The company will invest $140 million to open a lithium battery factory soon, though the exact timing depends on the output by the lithium carbonate factory.
"For us, the lithium battery business for electric cars is still in the future, because the technology is not mature enough in the Chinese market," he said.
The company aims to make 620,000 battery packs annually.
Galaxy owns the world's second-largest hard rock lithium mine by production, Mt Cattlin, which holds 18 million tons in reserves.
As for the choice of Zhangjiagang to build the factory, Tan said costs are lower in the area because the factory is close to key suppliers of reagents (used in tests of chemical reactions) including sulphuric acid, soda ash and caustic soda.
Also, the local government has provided support to the company and four local banks have offered financing.
The company had planned to list in Hong Kong in March 2011 but suspended the process because of high costs and economic uncertainty caused by the Japan earthquake.

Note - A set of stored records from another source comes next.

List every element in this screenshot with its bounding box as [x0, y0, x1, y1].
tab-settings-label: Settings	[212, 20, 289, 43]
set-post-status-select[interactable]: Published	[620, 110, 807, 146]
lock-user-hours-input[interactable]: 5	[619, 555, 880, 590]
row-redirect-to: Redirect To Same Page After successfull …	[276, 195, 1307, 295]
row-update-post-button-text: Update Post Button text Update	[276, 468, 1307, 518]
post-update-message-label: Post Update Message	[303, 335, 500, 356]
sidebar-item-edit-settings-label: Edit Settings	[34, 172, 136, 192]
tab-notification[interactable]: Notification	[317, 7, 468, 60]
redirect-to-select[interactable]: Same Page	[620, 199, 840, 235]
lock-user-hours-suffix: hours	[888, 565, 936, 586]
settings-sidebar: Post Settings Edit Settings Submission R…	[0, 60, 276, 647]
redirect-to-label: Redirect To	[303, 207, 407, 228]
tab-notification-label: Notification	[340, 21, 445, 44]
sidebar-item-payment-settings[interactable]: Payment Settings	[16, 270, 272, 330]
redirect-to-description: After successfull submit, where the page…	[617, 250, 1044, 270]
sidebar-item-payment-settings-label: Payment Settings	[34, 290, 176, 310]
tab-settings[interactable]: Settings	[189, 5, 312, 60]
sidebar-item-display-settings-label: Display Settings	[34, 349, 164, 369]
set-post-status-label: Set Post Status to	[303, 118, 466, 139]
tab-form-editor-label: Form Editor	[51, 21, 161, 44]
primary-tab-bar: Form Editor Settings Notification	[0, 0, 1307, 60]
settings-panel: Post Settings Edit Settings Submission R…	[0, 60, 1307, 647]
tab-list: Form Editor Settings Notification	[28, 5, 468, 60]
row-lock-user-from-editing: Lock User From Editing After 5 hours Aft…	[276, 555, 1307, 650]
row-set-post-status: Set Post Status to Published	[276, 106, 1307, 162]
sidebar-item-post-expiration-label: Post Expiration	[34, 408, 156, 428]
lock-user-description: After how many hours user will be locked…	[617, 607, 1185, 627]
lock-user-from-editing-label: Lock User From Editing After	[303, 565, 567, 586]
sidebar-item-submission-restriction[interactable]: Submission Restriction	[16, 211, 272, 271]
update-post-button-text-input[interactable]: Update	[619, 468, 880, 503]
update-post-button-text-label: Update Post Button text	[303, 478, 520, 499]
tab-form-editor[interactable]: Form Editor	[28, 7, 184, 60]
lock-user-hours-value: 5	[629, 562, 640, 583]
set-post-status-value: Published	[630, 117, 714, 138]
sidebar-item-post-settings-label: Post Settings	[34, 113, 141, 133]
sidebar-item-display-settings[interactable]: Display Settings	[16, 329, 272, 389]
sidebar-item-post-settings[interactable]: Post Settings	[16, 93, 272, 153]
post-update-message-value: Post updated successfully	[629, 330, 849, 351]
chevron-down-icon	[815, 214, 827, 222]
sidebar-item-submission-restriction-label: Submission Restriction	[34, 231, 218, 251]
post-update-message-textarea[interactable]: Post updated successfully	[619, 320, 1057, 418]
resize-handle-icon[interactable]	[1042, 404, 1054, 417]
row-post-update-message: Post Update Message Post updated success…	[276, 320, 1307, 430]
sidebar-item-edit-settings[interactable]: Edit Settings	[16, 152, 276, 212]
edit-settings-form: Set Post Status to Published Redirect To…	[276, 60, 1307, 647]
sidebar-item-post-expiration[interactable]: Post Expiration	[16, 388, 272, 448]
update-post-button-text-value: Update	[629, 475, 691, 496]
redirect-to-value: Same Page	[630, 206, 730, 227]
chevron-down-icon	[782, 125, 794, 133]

Anthony Tse, executive director of the company, said that it didn't have any near-term plans to attempt another listing, at least not this year.
Lithium prices and demand have been increasing, but the Chinese market faces a glut, said Xu Hongli, analyst at Platts, a global provider of energy, petrochemical and metal data.
She said that many domestic lithium carbonate producers are considering expansion because of the encouraging policies for the electronic-vehicle sector during the 12th Five-Year-Plan (2011-15).